Densification kinetics of binary borosilicate glass composite

Abstract

Densification kinetics and mechanism of a binary borosilicate glass composite, containing low-softening borosilicate (BSG) and high-softening high silica (HSG) glasses, have been studied. Apparent activation energy of densification varies from 200 to 400 kJ/mol, and decreases with increasing BSG content at a given densification factor. At a given BSG content, the activation energy of densification initially remains relatively unchanged with increasing densification factor (DF), but increases with densification when DF reaches a critical value (DF^∗). Moreover, the value of DF^∗ increases with increasing BSG content.
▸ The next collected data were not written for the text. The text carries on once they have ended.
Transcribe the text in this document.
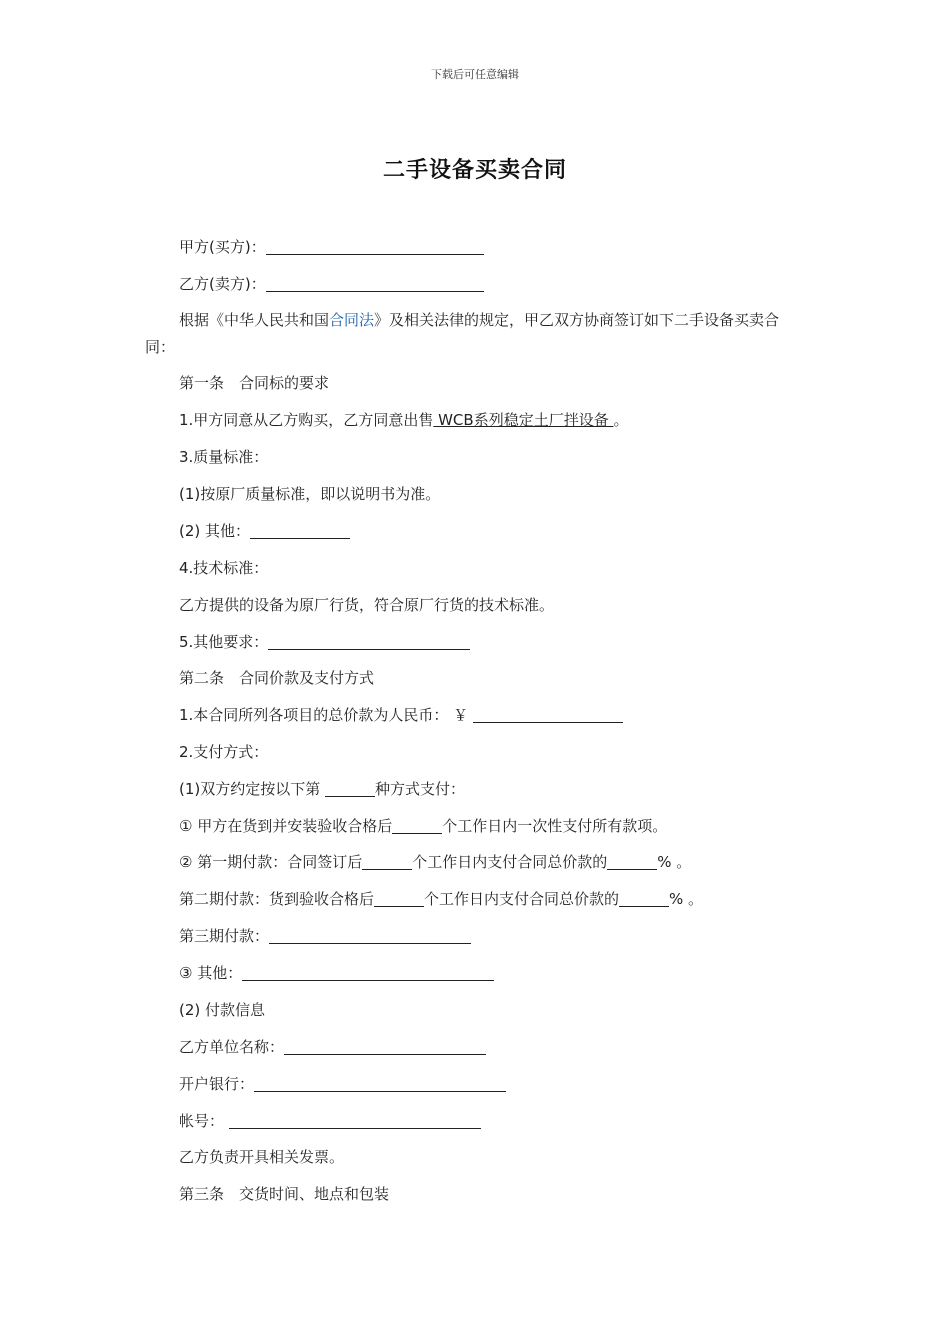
下载后可任意编辑
二手设备买卖合同
甲方(买方)：
乙方(卖方)：
根据《中华人民共和国合同法》及相关法律的规定，甲乙双方协商签订如下二手设备买卖合同：
第一条　合同标的要求
1.甲方同意从乙方购买，乙方同意出售 WCB系列稳定土厂拌设备 。
3.质量标准：
(1)按原厂质量标准，即以说明书为准。
(2) 其他：
4.技术标准：
乙方提供的设备为原厂行货，符合原厂行货的技术标准。
5.其他要求：
第二条　合同价款及支付方式
1.本合同所列各项目的总价款为人民币： ￥
2.支付方式：
(1)双方约定按以下第	种方式支付：
① 甲方在货到并安装验收合格后	个工作日内一次性支付所有款项。
② 第一期付款：合同签订后	个工作日内支付合同总价款的	% 。
第二期付款：货到验收合格后	个工作日内支付合同总价款的	% 。
第三期付款：
③ 其他：
(2) 付款信息
乙方单位名称：
开户银行：
帐号：
乙方负责开具相关发票。
第三条　交货时间、地点和包装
From the activation energy estimates of densification, it is concluded that the predominant densification mechanism for BSG ≥ 30 vol. % with DF < DF^∗ is viscous flow of low-softening BSG. For BSG ≥ 30 vol. % with DF < DF^∗ and BSG ⋚ 20 vol. % with all DF investigated, the activation energies are within the range governed by viscous flow of both BSG and HSG, indicating that the densification is controlled by viscous flow of a new glass with a composition between BSG and HSG. The latter evidence stems from the microstructural observation that as sintering proceeds, the HSG particle undergoes an extensive dissolution process.